NFAT5/TonEBP Limits Pulmonary Vascular Resistance in the Hypoxic Lung by Controlling Mitochondrial Reactive Oxygen Species Generation in Arterial Smooth Muscle Cells

Round 1

Reviewer 1 Report

In this MS, authors Laban et al have tested the hypothesis that an alteration of vascular tone in the context of specific loss of smooth muscle NFAT5 is often associated with pulmonary vascular remodeling in driving disease etiology of PAH. To investigate deeper into mechanism, authors have utilized specific cell type knockout hypoxia models invitro and invivo and used a wide array of molecular characterization tools such gene expression, Immuno fluorescence, protein expression, Gene array, and assessment of mitochondrial capacity. Authors have attempted to distinguish the role of smooth specific role of NFAT5 in the context of HPV – a concordant and convincing case has not been established – the major drawback associated with this study, suggesting NFAT5 could not play a role in HPV in a sustained manner, just an acute effect. Here are the comments –

1. Authors are recommended to do a minor spell check
2. What is the rationale for choosing 500 MOI for the viral transduction of Nfat5? Any preliminary findings? How does that translate invivo?
3. Authors have chosen to use mouse aorta or pulmonary smooth muscle cells preferentially to address selective question – a major concern. Authors are recommended to produce the entire data set based on the pulmonary SMC and replace the aorta SMC data. An outcome from aorta SMC just represents as a model rather than its translation into HPV – especially Fig 1
4. A conventional hypoxia animal model demonstrates a high pressure on Day 21 (as shown in Fig 6) although the vasoconstriction starts at Day 7, which is subtle enough to translate into a RVSP – authors should acknowledge this. In this context, though NFAT5 is elevated in Wk1, it comes back to basal in Wk3, suggesting that NFAT5 might not play a role in HPV in a sustained fashion – a major setback! This part needs more discussion. How does the elevation of NFAT5 on wk1 translates into HPV? This outcome vaguely implies that NFAT5 activation is not a factor which drives HPV.
5. Similarly, the influence of NFAT5 on Hypoxic-SMC cells do not make a major impact since the seahorse outcome is not reversed completely, although statistically significant in a subtle fashion suggests that the role of NFAT5 in the mitochondrial activity of SMC under hypoxia is partial. Needs more discussion.
6. Authors could possibly show the doppler image for PAT/ET in the supplements
7. Fig 6 - A head-to-head comparison suggest that KO of NFAT5 in SMC lacks a complete influence on RVSP on Day 21 – a major setback for the claims made by authors in the entire story line.

Author Response

Please find our responses attached.

Author Response File: Author Response.pdf

Reviewer 2 Report

Dear editors,

Laban and colleagues present an excellent study that links NFAT5 expression and nuclear translocation to hypoxia. This finding alone is spectacular, as is the rest of the manuscript!
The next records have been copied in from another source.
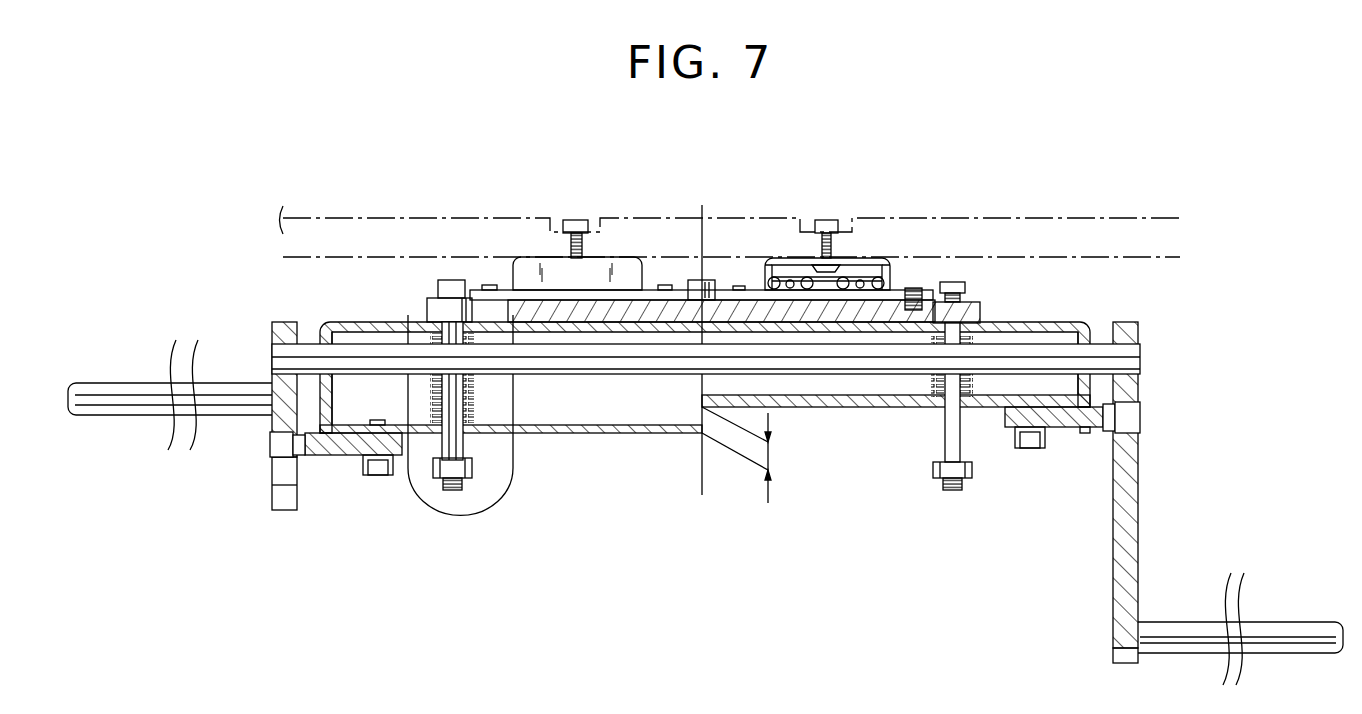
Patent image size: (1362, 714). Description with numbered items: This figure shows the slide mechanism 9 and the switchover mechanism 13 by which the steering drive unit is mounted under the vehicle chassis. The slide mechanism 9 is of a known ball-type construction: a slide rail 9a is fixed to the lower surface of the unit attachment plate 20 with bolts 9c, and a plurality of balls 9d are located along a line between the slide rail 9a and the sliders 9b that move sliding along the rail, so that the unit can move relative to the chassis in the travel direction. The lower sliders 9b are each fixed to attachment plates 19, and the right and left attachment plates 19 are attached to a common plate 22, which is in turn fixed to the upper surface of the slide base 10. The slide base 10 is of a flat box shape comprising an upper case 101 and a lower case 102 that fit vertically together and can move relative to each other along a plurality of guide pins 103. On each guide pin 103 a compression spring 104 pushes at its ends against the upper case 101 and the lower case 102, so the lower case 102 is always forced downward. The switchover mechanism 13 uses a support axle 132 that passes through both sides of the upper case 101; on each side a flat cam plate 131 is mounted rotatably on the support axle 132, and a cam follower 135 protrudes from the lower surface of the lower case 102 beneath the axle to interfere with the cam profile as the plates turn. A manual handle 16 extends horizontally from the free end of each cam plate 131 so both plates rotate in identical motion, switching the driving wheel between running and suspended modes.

The slide mechanism 9 is at (715, 287).
The slide rail 9a is at (785, 260).
The sliders 9b is at (795, 292).
The bolts 9c is at (587, 248).
The balls 9d is at (843, 277).
The slide base 10 is at (1092, 307).
The switchover mechanism 13 is at (263, 305).
The manual handle 16 is at (122, 395).
The attachment plates 19 is at (498, 293).
The unit attachment plate 20 is at (985, 232).
The common plate 22 is at (640, 305).
The upper case 101 is at (378, 322).
The lower case 102 is at (624, 435).
The guide pins 103 is at (443, 445).
The compression spring 104 is at (470, 407).
The cam plate 131 is at (290, 322).
The support axle 132 is at (280, 352).
The cam follower 135 is at (275, 447).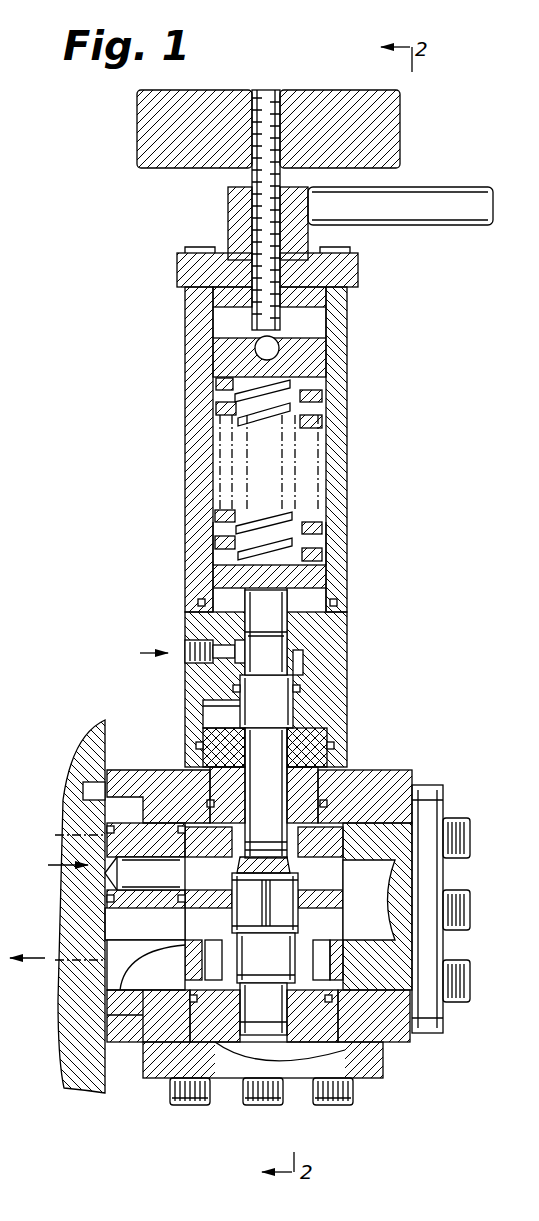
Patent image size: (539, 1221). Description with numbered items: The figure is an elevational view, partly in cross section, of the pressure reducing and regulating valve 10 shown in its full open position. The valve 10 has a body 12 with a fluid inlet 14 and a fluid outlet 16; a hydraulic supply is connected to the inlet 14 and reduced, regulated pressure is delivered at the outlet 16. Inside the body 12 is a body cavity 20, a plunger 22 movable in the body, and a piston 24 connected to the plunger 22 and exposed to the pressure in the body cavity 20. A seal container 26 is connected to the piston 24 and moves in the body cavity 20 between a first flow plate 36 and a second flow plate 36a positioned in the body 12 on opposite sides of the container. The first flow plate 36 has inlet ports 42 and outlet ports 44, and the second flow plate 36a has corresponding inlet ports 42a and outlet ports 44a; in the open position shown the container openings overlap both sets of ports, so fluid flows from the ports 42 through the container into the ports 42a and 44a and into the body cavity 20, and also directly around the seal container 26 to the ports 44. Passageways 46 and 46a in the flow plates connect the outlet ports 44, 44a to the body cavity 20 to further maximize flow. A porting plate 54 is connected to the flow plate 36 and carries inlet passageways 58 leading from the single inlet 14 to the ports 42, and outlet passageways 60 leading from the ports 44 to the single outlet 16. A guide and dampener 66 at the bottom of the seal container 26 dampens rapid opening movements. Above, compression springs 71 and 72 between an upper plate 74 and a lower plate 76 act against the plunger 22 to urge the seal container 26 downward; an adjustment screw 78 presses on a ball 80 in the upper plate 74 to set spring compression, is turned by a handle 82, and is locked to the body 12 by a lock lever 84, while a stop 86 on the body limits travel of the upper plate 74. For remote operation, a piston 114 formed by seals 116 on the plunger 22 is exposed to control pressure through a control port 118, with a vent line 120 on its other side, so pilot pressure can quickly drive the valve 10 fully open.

The pressure reducing and regulating valve 10 is at (352, 413).
The body 12 is at (375, 790).
The fluid inlet 14 is at (107, 840).
The fluid outlet 16 is at (102, 960).
The body cavity 20 is at (425, 800).
The plunger 22 is at (285, 752).
The piston 24 is at (215, 737).
The seal container 26 is at (222, 790).
The first flow plate 36 is at (178, 1045).
The second flow plate 36a is at (380, 1045).
The first and second inlet ports 42 is at (216, 891).
The inlet ports of second flow plate 42a is at (340, 870).
The first and second outlet ports 44 is at (210, 939).
The outlet ports of second flow plate 44a is at (345, 932).
The passageway 46 is at (195, 1080).
The passageway 46a is at (350, 1080).
The porting plate 54 is at (100, 1000).
The first and second inlet passageways 58 is at (140, 878).
The first and second outlet passageways 60 is at (108, 975).
The guide and dampener 66 is at (310, 1060).
The compression spring 71 is at (322, 392).
The compression spring 72 is at (285, 527).
The upper plate 74 is at (279, 348).
The lower plate 76 is at (330, 580).
The adjustment screw 78 is at (238, 218).
The ball 80 is at (262, 350).
The handle 82 is at (385, 115).
The lock lever 84 is at (468, 200).
The stop 86 is at (216, 382).
The piston 114 is at (300, 712).
The seals 116 is at (300, 690).
The control port 118 is at (200, 641).
The vent line 120 is at (220, 708).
In brief, Laban and colleagues show NFAT5 (TonEBP) to be increased in response to hypoxia in cultured pulmonary smooth muscle cells and investigate this in a mouse model that has cell-specific TonEBP deletion in smooth muscle cells.

The manuscript is well-written and an absolute joy to read. NFAT5 is an immensely interesting molecule that has essential functions (as stated by the authors) in cellular responses to osmotic stress (e.g. high-salt environment and the immune-system).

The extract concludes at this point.